The Song of the Cell: An Exploration of Medicine and the New Human
- Author: Siddhartha Mukherjee
- Language: English
- Subject: Cell biology
- Genre: Nonfiction
- Publisher: Bodley Head
- Publication date: 2 November 2022
- Publication place: United States
- Pages: 496
- ISBN: 1847925979

= The Song of the Cell =

2022 book by Siddhartha Mukherjee

The Song of the Cell: An Exploration of Medicine and the New Human is a book on the history of the human understanding of cell biology, written by Siddhartha Mukherjee, an Indian-born American physician and oncologist, who is Assistant Professor of Medicine at Columbia University.

==Background==
Song of the Cell is Mukherjee's fourth book. He is the author of the 2011 "biography of cancer" The Emperor of All Maladies, which won the Pullitzer Prize for General Nonfiction.

==Content==
The book tells the history of human understanding of the cell.

In recounting the early history in the field, Murkherjee focuses on telling the stories of figures such as Robert Hooke, who first coined the term cell after viewing a small piece of cork under a microscope.
The book is written for a general readership and there is an emphasis on explaining the roles of cells.

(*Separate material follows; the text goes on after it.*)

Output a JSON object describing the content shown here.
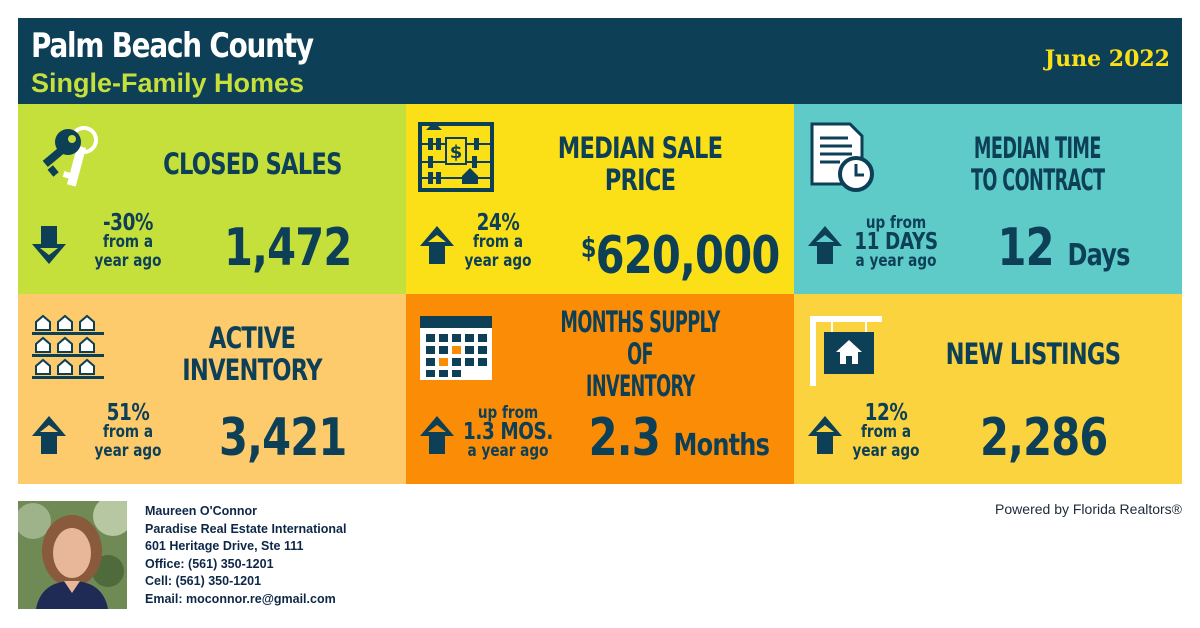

The book also examines current concerns, such as on the use of stem cells within regenerative medicine.

==Reception==
Song of the Cell was positively reviewed. Tom Whipple of The Times called it "a wonderfully ambitious overview of cell biology". In The Guardian Suzanne O'Sullivan felt the imagery could sometimes be too simplistic, but praised the book as "a masterclass in cell function". Jennifer Szalai of The New York Times was especially appreciative of the metaphors, such as "gunslinging sheriff" for antibody and "gumshoe detective" for T cell, which Mukherjee uses to explain the development of cell biology.
Robin McKie of The Observer called the book "free of overly complex detail" and "assured".